You may be asking yourself:
- How much faster could we troubleshoot issues?
- How many truck rolls would this reduce?
- How much would be saved on repair costs?
- How much faster could we communicate expectations with customers?
We’ll tackle these questions later.
In general, internal network monitoring systems have become very sophisticated. These systems have pinpoint accuracy when detecting internal outages. Although, today network operation center (NOC) teams have to triage issues within these interconnected network webs. The average telecommunication company’s “web” is interconnected with three dozen fiber and electric companies.
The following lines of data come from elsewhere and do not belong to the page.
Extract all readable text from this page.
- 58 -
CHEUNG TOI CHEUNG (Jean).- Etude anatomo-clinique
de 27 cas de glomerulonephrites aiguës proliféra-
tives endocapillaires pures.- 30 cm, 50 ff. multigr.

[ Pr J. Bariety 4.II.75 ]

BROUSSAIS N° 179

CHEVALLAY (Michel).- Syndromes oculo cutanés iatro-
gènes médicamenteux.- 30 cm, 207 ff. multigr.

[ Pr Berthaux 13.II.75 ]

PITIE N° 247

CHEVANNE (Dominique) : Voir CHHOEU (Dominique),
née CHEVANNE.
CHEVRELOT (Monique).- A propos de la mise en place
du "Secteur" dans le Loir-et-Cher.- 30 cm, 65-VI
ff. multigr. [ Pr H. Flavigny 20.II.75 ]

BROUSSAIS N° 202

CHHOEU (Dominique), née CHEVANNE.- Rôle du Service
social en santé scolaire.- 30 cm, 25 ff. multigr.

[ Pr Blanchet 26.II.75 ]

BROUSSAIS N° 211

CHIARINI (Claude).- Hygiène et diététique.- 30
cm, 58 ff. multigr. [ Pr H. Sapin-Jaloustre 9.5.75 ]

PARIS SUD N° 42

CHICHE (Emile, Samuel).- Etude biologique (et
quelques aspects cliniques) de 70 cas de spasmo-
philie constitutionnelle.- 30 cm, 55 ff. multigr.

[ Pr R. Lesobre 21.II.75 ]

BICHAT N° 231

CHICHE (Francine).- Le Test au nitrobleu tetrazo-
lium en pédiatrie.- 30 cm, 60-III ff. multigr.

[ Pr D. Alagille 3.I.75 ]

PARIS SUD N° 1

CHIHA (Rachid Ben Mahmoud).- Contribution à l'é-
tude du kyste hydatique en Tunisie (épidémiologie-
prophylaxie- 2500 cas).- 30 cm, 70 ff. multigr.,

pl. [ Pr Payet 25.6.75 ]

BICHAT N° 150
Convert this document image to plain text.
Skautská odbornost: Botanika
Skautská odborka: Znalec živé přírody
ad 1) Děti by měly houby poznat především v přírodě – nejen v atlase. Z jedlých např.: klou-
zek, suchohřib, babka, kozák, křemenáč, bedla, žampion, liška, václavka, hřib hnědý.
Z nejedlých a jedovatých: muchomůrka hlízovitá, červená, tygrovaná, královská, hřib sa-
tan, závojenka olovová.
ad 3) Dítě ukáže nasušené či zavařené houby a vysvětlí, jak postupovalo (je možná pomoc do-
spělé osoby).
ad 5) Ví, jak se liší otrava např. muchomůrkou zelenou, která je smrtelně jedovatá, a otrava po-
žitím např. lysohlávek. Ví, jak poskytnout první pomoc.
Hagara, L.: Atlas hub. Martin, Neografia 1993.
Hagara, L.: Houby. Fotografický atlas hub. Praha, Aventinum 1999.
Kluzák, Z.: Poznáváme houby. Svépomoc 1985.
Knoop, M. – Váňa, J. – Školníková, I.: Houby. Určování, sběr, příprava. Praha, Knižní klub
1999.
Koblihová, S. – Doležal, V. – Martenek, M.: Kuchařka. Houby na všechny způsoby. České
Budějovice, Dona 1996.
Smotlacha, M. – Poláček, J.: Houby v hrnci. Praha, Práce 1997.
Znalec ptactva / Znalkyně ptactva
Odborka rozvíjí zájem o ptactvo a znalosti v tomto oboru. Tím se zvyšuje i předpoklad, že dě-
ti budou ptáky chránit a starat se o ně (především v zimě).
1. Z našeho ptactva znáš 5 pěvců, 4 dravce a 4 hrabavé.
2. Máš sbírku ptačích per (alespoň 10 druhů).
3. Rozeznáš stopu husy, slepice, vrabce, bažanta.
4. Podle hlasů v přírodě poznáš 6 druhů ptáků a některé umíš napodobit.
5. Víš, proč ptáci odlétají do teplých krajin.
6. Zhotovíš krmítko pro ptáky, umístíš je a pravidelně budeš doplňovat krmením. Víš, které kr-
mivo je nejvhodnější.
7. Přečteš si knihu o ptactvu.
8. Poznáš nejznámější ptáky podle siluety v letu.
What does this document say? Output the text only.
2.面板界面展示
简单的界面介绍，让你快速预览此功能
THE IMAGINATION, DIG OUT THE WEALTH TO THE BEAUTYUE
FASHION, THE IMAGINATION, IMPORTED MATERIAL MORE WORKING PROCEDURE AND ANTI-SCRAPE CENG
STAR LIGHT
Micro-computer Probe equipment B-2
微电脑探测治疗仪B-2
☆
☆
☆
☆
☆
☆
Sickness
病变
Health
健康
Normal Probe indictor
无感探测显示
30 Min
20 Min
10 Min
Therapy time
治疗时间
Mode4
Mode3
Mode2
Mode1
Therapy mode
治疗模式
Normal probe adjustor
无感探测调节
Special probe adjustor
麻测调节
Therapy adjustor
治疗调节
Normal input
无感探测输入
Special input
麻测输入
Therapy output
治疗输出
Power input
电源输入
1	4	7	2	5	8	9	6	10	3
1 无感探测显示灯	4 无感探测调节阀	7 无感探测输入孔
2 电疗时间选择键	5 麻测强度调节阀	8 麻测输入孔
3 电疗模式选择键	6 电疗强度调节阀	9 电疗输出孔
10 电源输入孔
Before using Gisual, our clients ran network operations just like everyone else. When a network monitoring system detected an outage, NOC teams would troubleshoot the issue and dispatch a field technician. After a 45-minutes assessment the field technician would commonly find that the issue was from another provider. After the technician reported this to the NOC, the NOC would call all the providers they suspected the issue to originate from. One third would answer, one third would have no answers and the last third would be quick to say, "not us".
Then, the NOC would create tickets for each of the companies they think the issue could be from. On average, it took two hours to find out who has impacted their network. Then another six hours to get the final restoration time.
This was costing telecommunications huge time and money. Between phantom truck rolls ($1,000) and hours of calls and manual activities ($250). These no fault found (NFF) situations were costing too much money.
Now, anytime the network monitoring system detects an issue Gisual sends them automated intelligence on how others can be affecting their network.
Gisual is a private network where telecoms and utilities are sharing outage and incident ETRs with each other. Receive automated and accurate outage and incident ETRs without rolling trucks and making hours of calls. This is a live interactive map to track repair statuses and updates.